Un hombre habla todos los días, a la madrugada, en una habitación del hotel Paradise, en Brooklyn. Tiene la voz grave, cavernosa, como si fuera un bajo.
Un día de nieve el hombre entra a la pieza apurado, urgido. Unos ruidos sordos se escuchan detrás de la pared que compartimos. Golpea con insistencia. Y toma lo que parece el teléfono y habla. ¿Habla solo? No se oye a nadie del otro lado.

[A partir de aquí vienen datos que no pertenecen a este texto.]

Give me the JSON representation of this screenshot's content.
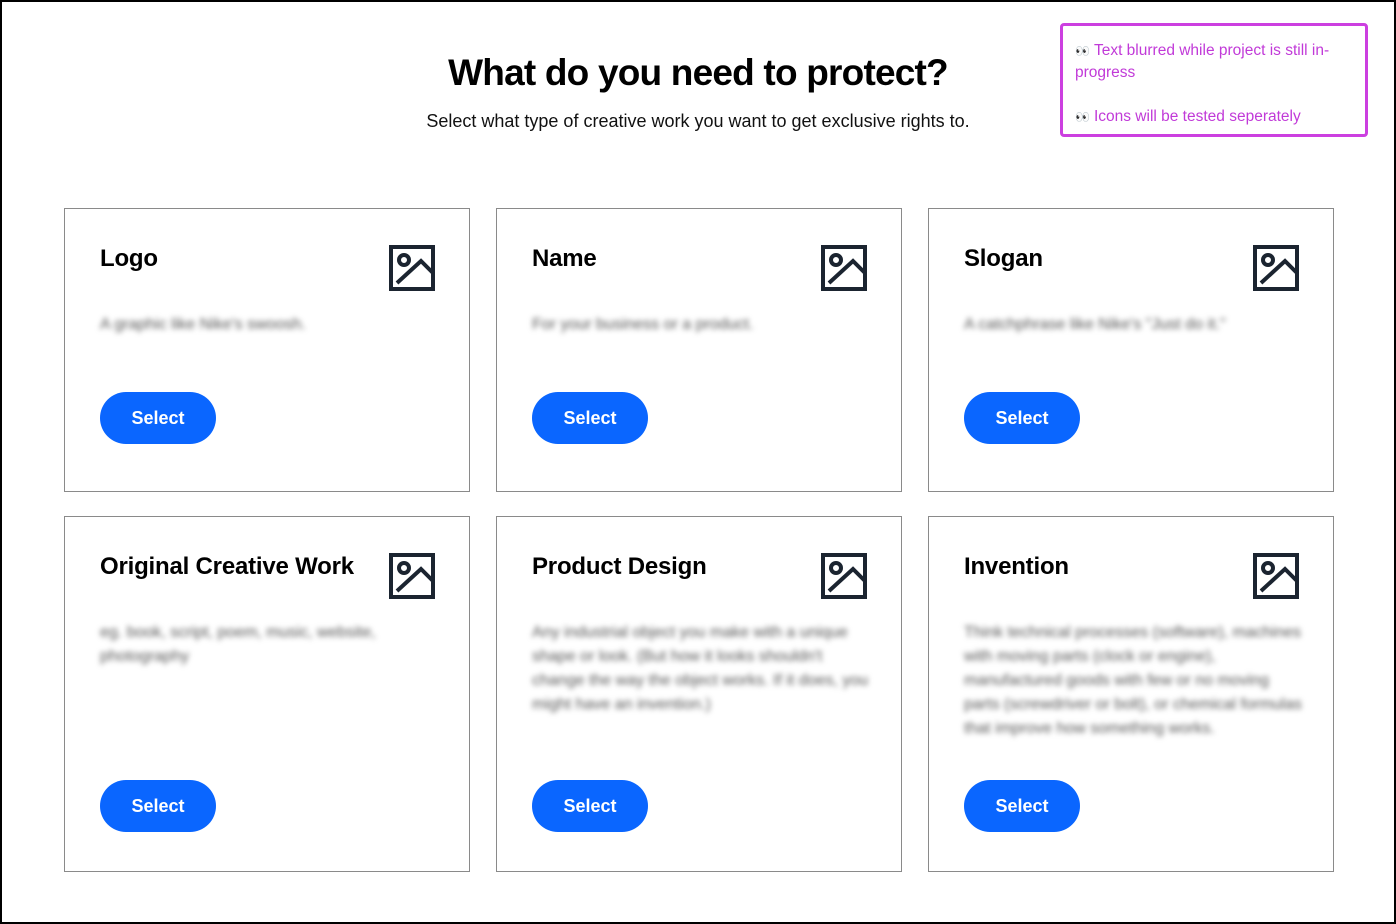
{
  "header": {
    "title": "What do you need to protect?",
    "subtitle": "Select what type of creative work you want to get exclusive rights to."
  },
  "note": {
    "border_color": "#cc3fe0",
    "lines": [
      {
        "icon": "eyes-emoji",
        "text": "Text blurred while project is still in-progress"
      },
      {
        "icon": "eyes-emoji",
        "text": "Icons will be tested seperately"
      }
    ]
  },
  "cards": [
    {
      "title": "Logo",
      "icon": "image-icon",
      "description": "A graphic like Nike's swoosh.",
      "button_label": "Select"
    },
    {
      "title": "Name",
      "icon": "image-icon",
      "description": "For your business or a product.",
      "button_label": "Select"
    },
    {
      "title": "Slogan",
      "icon": "image-icon",
      "description": "A catchphrase like Nike's \"Just do it.\"",
      "button_label": "Select"
    },
    {
      "title": "Original Creative Work",
      "icon": "image-icon",
      "description": "eg. book, script, poem, music, website, photography",
      "button_label": "Select"
    },
    {
      "title": "Product Design",
      "icon": "image-icon",
      "description": "Any industrial object you make with a unique shape or look. (But how it looks shouldn't change the way the object works. If it does, you might have an invention.)",
      "button_label": "Select"
    },
    {
      "title": "Invention",
      "icon": "image-icon",
      "description": "Think technical processes (software), machines with moving parts (clock or engine), manufactured goods with few or no moving parts (screwdriver or bolt), or chemical formulas that improve how something works.",
      "button_label": "Select"
    }
  ],
  "colors": {
    "accent": "#0a66ff",
    "note": "#c13ad8",
    "border": "#8a8a8a"
  }
}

Al día siguiente, el hombre se demora en ciertos aspectos del clima, enumera las jornadas nubosas y evalúa los favores de la lluvia continua. Luego repite las frases, como si alguien no entendiera lo que dice. Cada tanto, hace pausas. El silencio inunda la escena como una serpiente. Por momentos, se oye la voz estridente y tímida de una mujer.

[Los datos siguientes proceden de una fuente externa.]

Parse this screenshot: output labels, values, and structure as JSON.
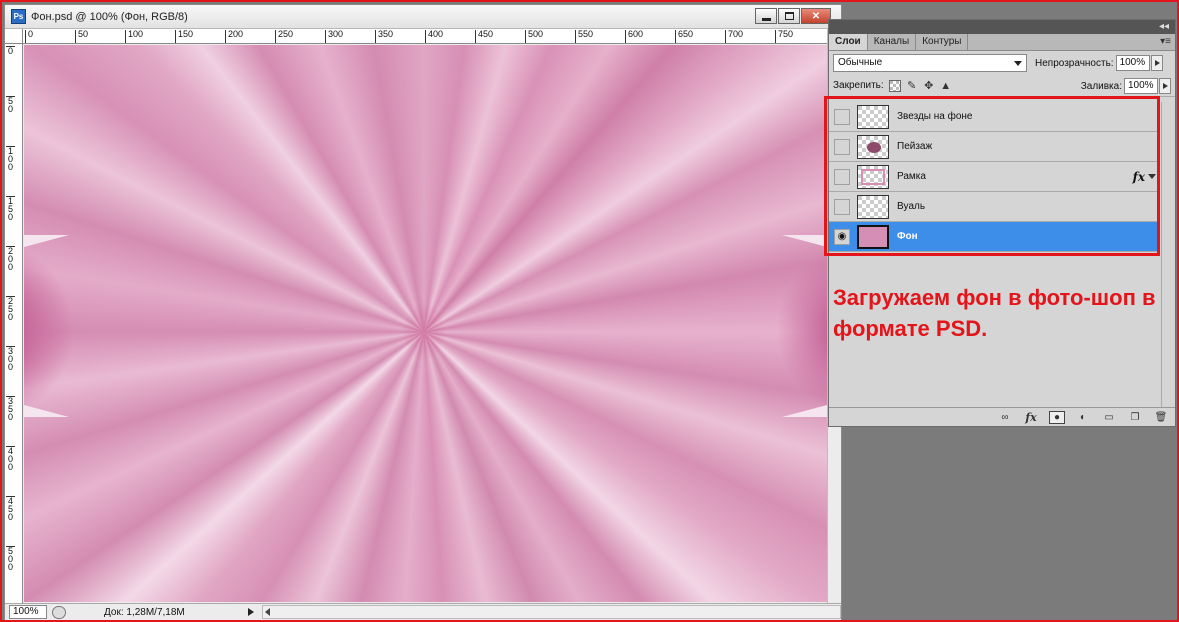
{
  "document": {
    "title": "Фон.psd @ 100% (Фон, RGB/8)",
    "app_icon": "Ps",
    "ruler_top": [
      "0",
      "50",
      "100",
      "150",
      "200",
      "250",
      "300",
      "350",
      "400",
      "450",
      "500",
      "550",
      "600",
      "650",
      "700",
      "750"
    ],
    "ruler_left": [
      "0",
      "50",
      "100",
      "150",
      "200",
      "250",
      "300",
      "350",
      "400",
      "450",
      "500"
    ],
    "zoom": "100%",
    "doc_info": "Док: 1,28M/7,18M"
  },
  "layers_panel": {
    "tabs": [
      "Слои",
      "Каналы",
      "Контуры"
    ],
    "blend_mode": "Обычные",
    "opacity_label": "Непрозрачность:",
    "opacity_value": "100%",
    "lock_label": "Закрепить:",
    "fill_label": "Заливка:",
    "fill_value": "100%",
    "layers": [
      {
        "name": "Звезды на фоне",
        "visible": false,
        "selected": false,
        "fx": false
      },
      {
        "name": "Пейзаж",
        "visible": false,
        "selected": false,
        "fx": false
      },
      {
        "name": "Рамка",
        "visible": false,
        "selected": false,
        "fx": true,
        "fx_label": "fx"
      },
      {
        "name": "Вуаль",
        "visible": false,
        "selected": false,
        "fx": false
      },
      {
        "name": "Фон",
        "visible": true,
        "selected": true,
        "fx": false
      }
    ],
    "bottom_fx": "fx"
  },
  "annotation": {
    "text": "Загружаем фон в фото-шоп в формате PSD.",
    "color": "#e4141b"
  },
  "colors": {
    "selection": "#3d8ee8",
    "canvas_pink": "#d68fb4",
    "accent_red": "#e4141b"
  }
}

Al finalizar la semana, a la misma hora, el hombre retoma su plática. Entiendo la mitad de lo que dice. Habla en inglés y en ruso, o en alguna lengua eslava. Quizás prepara una clase para la universidad. O es vendedor ambulante y añade acciones a su perfomance de marketing.

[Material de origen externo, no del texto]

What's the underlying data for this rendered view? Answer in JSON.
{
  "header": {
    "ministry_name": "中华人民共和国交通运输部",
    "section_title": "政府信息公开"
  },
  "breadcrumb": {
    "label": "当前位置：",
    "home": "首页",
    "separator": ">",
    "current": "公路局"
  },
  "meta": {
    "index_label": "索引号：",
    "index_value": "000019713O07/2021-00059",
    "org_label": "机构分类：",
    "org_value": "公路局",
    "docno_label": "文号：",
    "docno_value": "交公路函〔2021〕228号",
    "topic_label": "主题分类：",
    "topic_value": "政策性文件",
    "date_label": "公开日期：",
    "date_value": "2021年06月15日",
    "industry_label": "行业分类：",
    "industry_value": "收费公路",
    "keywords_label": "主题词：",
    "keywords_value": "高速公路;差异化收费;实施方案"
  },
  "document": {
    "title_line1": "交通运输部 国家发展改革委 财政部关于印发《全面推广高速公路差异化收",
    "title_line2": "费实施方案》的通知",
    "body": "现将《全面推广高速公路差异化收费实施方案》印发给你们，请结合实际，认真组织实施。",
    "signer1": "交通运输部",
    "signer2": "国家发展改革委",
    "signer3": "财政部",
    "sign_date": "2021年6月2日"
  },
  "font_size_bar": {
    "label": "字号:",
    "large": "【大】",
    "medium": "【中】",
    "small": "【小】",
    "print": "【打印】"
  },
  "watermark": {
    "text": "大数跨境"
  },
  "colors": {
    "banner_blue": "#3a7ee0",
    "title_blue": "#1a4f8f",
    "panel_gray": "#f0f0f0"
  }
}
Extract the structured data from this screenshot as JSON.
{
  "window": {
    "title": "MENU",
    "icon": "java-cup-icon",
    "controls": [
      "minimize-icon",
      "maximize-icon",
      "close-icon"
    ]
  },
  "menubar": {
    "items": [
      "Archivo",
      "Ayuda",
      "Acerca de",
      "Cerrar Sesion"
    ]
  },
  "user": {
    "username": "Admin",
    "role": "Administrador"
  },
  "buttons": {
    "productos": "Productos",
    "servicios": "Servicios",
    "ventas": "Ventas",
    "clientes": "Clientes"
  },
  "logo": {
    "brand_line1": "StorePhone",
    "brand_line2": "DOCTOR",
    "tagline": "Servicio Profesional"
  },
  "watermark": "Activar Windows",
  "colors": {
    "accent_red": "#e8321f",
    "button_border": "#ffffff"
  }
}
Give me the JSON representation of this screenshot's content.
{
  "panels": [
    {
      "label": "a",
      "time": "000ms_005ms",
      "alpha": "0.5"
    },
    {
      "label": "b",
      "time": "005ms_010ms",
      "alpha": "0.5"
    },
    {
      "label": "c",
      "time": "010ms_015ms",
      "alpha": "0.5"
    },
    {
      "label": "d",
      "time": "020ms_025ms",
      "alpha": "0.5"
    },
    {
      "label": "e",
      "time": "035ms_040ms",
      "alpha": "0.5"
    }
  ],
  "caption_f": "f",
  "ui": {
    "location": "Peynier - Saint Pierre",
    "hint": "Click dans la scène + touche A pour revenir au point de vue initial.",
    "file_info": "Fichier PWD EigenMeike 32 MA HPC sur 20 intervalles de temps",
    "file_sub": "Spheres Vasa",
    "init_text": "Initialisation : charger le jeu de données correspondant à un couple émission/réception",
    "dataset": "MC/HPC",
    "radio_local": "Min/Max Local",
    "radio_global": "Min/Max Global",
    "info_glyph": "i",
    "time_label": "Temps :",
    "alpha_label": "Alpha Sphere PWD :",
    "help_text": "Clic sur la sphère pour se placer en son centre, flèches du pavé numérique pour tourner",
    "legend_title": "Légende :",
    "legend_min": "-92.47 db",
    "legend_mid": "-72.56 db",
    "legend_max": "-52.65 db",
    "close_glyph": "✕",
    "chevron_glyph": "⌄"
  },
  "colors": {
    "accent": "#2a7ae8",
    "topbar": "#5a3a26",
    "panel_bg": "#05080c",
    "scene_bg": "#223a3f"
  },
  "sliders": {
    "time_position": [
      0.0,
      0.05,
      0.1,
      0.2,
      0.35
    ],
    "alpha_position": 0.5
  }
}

Los días siguientes repite la rutina de las llamadas y los monólogos. Habla durante horas con pausas que solo acentúan el carácter mecánico de los ciclos.
No quiero tocarle la puerta. No sé quién es, no he visto su cara. Pienso: ¿esa es la forma patética de la soledad?
En los días sucesivos, el hombre no se detiene. Habla con una intensidad que alarma: en cada palabra se le va la vida. De ese modo encontrará el fin. Supongo que una de esas palabras lo tragará.